Cobleskill-Richmondville is gearing up to urge legislators and Governor Cuomo to increase school aid for 2014-15.
Working with the title, "Our Students Deserve No Less," Superintendent Lynn Macan told school board members Monday night the financial situation this year is just as dire as in the past five years.
And Dr. Macan is looking to the community for help.
Although widespread lobbying resulted in aid increases for this school year, C-R and other rural districts remain in financial trouble, Dr. Macan said.
The aim is to get rid of the Gap Elimination Adjustment--Money Albany began taking from school districts four years ago to close the state budget gap.
"It's amazing," Dr. Macan said. "Five years later, we're getting $3 million less than we got in 2009-10."
C-R's total loss in aid is $11.6 million. The decrease resulted in staff cuts, reductions in class offerings and simply less for kids, Dr. Macan said.
Because reaching out to Albany showed progress last year, she's urging the same approach this year.
"Parents and our community need to tell their stories," Dr. Macan said. "Messages from students are especially effective."
She suggested personal notes to legislators, letters to the editor and comments at public forums.
"Emails are fine, but personal notes get more attention," Dr. Macan said of letters to legislators.
She also recommended people become better informed and be able to correct misinformation in the public.
"Individually, it may not see much, but together, they have force," Dr. Macan said of the strategies.
She's concerned this year because Governor Cuomo may offer a five-percent aid increase, which may seem high but is far from enough.
"It's just a reduction of what was taken away," Dr.

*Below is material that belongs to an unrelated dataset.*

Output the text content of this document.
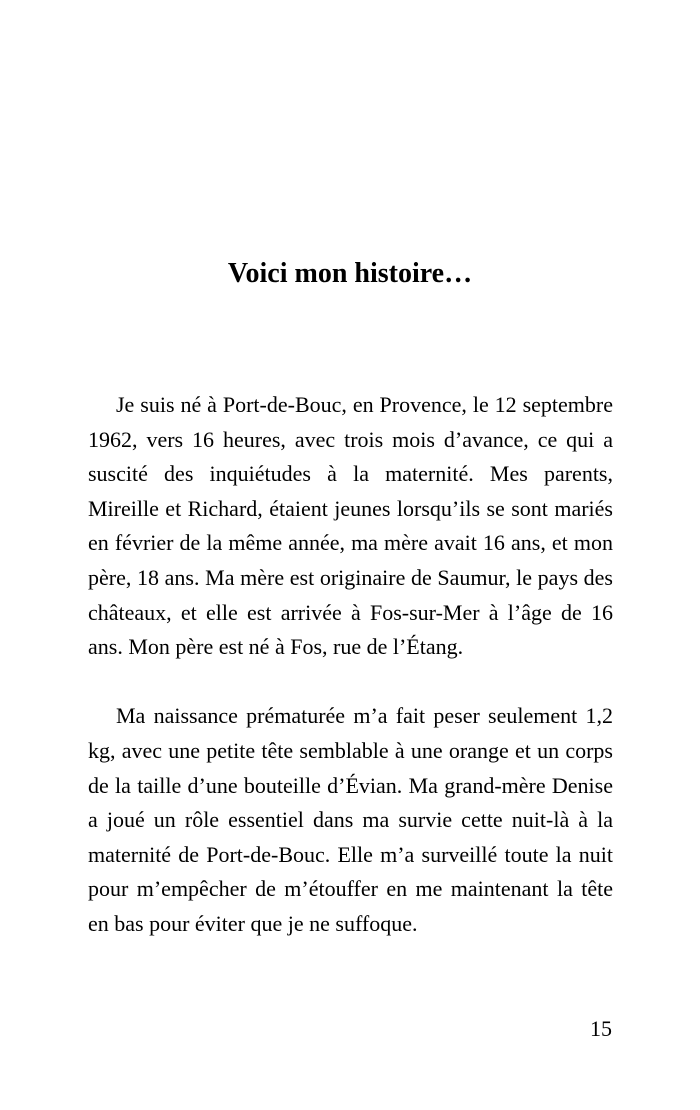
Voici mon histoire…

Je suis né à Port-de-Bouc, en Provence, le 12 septembre 1962, vers 16 heures, avec trois mois d’avance, ce qui a suscité des inquiétudes à la maternité. Mes parents, Mireille et Richard, étaient jeunes lorsqu’ils se sont mariés en février de la même année, ma mère avait 16 ans, et mon père, 18 ans. Ma mère est originaire de Saumur, le pays des châteaux, et elle est arrivée à Fos-sur-Mer à l’âge de 16 ans. Mon père est né à Fos, rue de l’Étang.

Ma naissance prématurée m’a fait peser seulement 1,2 kg, avec une petite tête semblable à une orange et un corps de la taille d’une bouteille d’Évian. Ma grand-mère Denise a joué un rôle essentiel dans ma survie cette nuit-là à la maternité de Port-de-Bouc. Elle m’a surveillé toute la nuit pour m’empêcher de m’étouffer en me maintenant la tête en bas pour éviter que je ne suffoque.

15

Macan said.
"I'm very worried about the Governor and the way this will be portrayed. Advocacy has never been more important."
Also, Dr. Macan noted, 2014 is an election year for the legislature, and aid usually increases in election years.
"We can't count on that," she said.
To boost momentum for advocacy, C-R is hosting Rick Timbs, executive director for the Statewide School Finance Consortium on January 23 for a regional meeting.
An expert on school finances, Mr. Timbs spoke to Capital District school leaders about similar themes a year ago.
The January 23 meeting is open to the public.
"We want people there," Dr. Macan said. "He will spend time on school districts attending. It's beneficial to hear it form the source."
A follow-up meeting will be at South Colonie on January 30.
"This is not just about money. It's about opportunities for students," Dr. Macan said.